Powertech has announced plans for in-situ (in-ground) mining on the northern part of the project, while open pit mining is being considered for the southern part.

A panel of C.A.R.D speakers said Monday night that Powertech's plans are flawed and very dangerous.

Ami Wangeline, who has a Ph.D. in botany, said she is concerned about the in-situ method of extracting uranium. It involves drilling hundreds of holes into an area where the uranium exists in a sandstone water aquifer. Water is mixed with sodium bicarbonate and then pumped into the well holes. The water forces the uranium back up and out into the other water wells.

But uranium is not all that the water brings to the surface, Wangeline said.

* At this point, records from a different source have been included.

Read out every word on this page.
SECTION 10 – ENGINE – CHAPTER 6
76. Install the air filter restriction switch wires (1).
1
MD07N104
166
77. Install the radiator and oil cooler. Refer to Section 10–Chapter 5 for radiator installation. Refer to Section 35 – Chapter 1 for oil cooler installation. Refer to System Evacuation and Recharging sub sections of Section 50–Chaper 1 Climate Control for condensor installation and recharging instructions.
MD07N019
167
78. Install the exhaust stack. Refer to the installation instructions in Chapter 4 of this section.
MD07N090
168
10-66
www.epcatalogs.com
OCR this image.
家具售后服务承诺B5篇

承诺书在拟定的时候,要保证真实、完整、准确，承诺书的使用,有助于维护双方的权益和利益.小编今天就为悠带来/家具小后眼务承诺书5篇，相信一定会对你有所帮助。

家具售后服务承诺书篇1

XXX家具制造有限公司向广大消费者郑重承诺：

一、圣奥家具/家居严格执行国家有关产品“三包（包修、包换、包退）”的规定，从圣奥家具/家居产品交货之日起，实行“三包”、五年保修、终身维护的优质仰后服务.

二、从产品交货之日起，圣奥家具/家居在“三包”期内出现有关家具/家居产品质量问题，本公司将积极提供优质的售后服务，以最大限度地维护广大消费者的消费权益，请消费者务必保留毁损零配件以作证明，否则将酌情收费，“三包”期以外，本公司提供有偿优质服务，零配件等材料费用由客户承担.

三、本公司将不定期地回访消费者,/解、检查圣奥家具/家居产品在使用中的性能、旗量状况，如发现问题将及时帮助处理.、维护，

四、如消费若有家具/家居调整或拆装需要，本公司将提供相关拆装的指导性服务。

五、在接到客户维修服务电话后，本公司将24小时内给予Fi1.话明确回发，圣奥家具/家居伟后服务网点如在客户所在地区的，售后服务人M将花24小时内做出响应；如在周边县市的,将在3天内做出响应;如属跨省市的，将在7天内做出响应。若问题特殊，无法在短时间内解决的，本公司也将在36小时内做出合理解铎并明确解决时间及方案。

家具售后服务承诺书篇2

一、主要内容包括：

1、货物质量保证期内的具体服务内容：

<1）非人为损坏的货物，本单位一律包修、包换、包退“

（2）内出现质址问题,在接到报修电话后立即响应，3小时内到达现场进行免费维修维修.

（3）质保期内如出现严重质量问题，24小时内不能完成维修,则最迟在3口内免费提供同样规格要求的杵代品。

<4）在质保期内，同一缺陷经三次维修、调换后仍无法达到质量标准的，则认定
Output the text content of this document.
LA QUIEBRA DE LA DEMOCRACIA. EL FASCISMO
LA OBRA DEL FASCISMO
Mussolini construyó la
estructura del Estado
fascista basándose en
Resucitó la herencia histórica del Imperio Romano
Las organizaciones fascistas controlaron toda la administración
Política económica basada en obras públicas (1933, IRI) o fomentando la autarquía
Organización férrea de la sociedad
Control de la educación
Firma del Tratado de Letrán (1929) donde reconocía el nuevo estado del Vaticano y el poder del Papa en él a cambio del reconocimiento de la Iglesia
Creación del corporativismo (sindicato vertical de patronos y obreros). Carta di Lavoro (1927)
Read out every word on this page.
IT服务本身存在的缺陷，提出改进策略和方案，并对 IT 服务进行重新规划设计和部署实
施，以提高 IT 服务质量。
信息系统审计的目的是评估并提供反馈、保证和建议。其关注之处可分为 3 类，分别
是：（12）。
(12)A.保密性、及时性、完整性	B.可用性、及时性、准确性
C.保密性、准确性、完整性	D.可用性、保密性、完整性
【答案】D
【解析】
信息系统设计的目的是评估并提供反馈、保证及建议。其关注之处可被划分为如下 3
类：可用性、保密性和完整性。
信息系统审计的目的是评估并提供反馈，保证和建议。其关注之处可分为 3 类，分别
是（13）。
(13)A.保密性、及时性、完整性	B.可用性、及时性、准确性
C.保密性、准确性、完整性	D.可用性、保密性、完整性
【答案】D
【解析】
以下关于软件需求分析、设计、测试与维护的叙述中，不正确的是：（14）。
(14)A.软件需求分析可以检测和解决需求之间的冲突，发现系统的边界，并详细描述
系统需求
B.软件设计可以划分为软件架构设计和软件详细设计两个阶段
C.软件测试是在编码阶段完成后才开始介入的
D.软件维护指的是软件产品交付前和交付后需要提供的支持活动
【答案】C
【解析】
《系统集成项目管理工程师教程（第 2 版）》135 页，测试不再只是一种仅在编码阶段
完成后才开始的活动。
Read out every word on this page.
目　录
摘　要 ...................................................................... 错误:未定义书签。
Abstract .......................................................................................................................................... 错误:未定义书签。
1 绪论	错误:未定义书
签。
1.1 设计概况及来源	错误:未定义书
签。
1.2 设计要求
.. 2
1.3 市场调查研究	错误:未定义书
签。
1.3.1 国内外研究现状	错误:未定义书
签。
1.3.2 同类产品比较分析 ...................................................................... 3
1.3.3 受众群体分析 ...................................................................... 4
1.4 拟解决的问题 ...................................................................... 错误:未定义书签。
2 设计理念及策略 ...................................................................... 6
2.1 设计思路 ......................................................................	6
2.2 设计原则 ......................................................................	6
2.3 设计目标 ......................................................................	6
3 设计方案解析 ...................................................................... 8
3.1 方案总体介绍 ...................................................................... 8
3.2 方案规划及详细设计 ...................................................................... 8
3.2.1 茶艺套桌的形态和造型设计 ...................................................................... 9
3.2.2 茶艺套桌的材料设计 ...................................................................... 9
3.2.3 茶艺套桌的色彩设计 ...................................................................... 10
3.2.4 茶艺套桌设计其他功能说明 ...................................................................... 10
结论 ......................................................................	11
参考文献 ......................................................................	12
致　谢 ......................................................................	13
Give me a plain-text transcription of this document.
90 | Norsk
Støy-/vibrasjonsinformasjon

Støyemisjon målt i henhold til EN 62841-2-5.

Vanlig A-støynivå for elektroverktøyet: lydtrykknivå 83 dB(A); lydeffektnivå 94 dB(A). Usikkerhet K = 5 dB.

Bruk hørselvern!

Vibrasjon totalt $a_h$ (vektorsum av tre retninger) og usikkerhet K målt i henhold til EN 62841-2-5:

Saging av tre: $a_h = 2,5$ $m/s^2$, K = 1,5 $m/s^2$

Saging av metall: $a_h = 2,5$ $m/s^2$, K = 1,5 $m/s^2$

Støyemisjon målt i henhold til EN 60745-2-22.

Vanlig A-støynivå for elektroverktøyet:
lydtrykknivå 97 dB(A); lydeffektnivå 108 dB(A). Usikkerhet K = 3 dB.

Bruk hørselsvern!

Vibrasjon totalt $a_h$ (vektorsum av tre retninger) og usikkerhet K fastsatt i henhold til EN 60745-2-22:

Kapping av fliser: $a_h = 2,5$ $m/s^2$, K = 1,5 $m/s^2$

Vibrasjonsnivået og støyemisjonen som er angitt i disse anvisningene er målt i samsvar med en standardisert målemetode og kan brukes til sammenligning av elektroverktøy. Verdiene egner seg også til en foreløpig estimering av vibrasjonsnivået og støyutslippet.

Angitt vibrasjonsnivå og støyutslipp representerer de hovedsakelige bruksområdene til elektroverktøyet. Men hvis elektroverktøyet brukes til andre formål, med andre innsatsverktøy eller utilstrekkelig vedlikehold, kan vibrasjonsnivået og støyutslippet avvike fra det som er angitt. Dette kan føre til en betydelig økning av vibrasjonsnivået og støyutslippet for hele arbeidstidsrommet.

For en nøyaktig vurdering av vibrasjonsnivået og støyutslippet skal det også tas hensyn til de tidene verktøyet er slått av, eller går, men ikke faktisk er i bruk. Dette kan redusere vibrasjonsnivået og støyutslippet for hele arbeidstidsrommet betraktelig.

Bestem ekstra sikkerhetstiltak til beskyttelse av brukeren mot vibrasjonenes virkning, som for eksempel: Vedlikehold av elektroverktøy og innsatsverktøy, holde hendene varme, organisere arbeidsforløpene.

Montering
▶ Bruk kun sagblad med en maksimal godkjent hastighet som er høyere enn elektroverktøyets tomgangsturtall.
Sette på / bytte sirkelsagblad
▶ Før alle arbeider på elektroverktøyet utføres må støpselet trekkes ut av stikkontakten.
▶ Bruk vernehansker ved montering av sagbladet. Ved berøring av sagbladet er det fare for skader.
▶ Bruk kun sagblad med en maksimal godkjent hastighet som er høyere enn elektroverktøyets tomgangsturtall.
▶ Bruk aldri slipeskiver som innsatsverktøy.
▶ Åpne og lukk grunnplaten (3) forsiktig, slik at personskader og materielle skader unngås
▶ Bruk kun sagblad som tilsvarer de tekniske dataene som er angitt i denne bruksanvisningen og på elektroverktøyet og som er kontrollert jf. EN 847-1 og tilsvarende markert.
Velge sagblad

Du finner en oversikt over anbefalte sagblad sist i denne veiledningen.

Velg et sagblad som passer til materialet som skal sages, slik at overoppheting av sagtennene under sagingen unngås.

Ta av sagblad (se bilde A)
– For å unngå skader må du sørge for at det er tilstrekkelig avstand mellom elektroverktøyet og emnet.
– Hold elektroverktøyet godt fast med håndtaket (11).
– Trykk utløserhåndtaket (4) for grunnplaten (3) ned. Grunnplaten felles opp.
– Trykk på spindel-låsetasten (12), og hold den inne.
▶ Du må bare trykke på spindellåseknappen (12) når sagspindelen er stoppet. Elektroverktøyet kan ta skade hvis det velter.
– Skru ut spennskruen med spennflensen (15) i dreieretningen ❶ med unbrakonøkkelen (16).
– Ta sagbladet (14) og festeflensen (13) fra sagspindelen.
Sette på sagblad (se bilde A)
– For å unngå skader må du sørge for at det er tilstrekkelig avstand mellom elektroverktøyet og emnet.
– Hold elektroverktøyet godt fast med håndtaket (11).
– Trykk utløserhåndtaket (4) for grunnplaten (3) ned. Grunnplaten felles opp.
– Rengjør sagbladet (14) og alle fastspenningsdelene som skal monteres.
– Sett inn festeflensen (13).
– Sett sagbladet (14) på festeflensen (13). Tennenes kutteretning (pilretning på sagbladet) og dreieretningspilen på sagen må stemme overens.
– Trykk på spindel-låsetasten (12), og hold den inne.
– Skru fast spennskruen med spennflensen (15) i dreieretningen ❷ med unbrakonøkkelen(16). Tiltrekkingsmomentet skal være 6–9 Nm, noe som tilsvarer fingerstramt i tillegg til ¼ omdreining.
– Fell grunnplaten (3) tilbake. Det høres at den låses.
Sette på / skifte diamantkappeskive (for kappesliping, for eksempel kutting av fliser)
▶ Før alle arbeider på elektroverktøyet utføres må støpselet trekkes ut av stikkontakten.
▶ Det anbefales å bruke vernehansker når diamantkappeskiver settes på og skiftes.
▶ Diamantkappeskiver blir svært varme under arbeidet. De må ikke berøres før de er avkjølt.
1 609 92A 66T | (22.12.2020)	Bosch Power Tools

She pointed out that along with the radioactive uranium comes other serious heavy metals such as arsenic, molybdenum, lead, cadium and selenium.

The worst of these, she said is selenium.

"Selenium is a major problem," Wangeline said. "It exists in us now in small amounts. It prevents the deterioration of heart muscle. But too much of it can have a negative impact.

"Some plants can absorb extreme amounts of selenium. That is highly poisonous to wildlife and livestock. It's a very real threat."

Selenium aside, the mining operation will take place in the Fox Hills water aquifer, which is a part of the larger Denver Basin water aquifer. The Denver Basin is a nonrenewable source of groundwater for municipal, agricultural, industrial and domestic use along most of the Front Range. The mining operation could lead to contamination throughout the Denver Basin.

Dr. Michael Paddack, a Loveland physician and Fort Collins resident, said there are "many, many health problems associated with uranium."

He said the radioactive uranium can be digested or inhaled easily and cause very serious problems, primarily for children and seniors.

"There's really no safe level of radiation exposure (from uranium)," Paddack said. "Its damage occurs at the cellular level. It destroys cells and it damages cells. This is not safe stuff."

Lilias Jarding, who has a Ph.D. in environmental policy from Colorado State University, said while in-situ mining is bad, open pit mining could be worse due to Northern Colorado's high winds, frequent dust devils, occasional tornadoes, grass fires and road dust.

She also stressed that the federal government doesn't have a good track record of enforcing uranium mining cleanup once the companies are done.

"The last round of uranium mining, which ended about 25 years ago, is still not cleaned up," Jarding said. "About $2 billion has been spent so far."

CARD members spent the latter part of the meeting answering questions and encouraging concerned citizens to urge state and local politicians to oppose the mining operation.

Two federal officials, U.S. Rep. Marilyn Musgrave, a Republican, and U.S. Sen. Ken Salazar, a Democrat, appear to already agree with CARD.

Musgrave took Powertech officials to task during a meeting in October. Salazar had a regional representative, Lexie Herbert, read a message of support at the meeting Monday night.

Some Windsor residents who attended the meeting admitted they were concerned by what they heard.

"It makes me a little nervous," agreed Vickie Stimac. "But it's an issue for all of Colorado."

CARE members, who will hold another community meeting in Briggsdale in January, say they will continue to take their message to as many towns in Weld County as they can.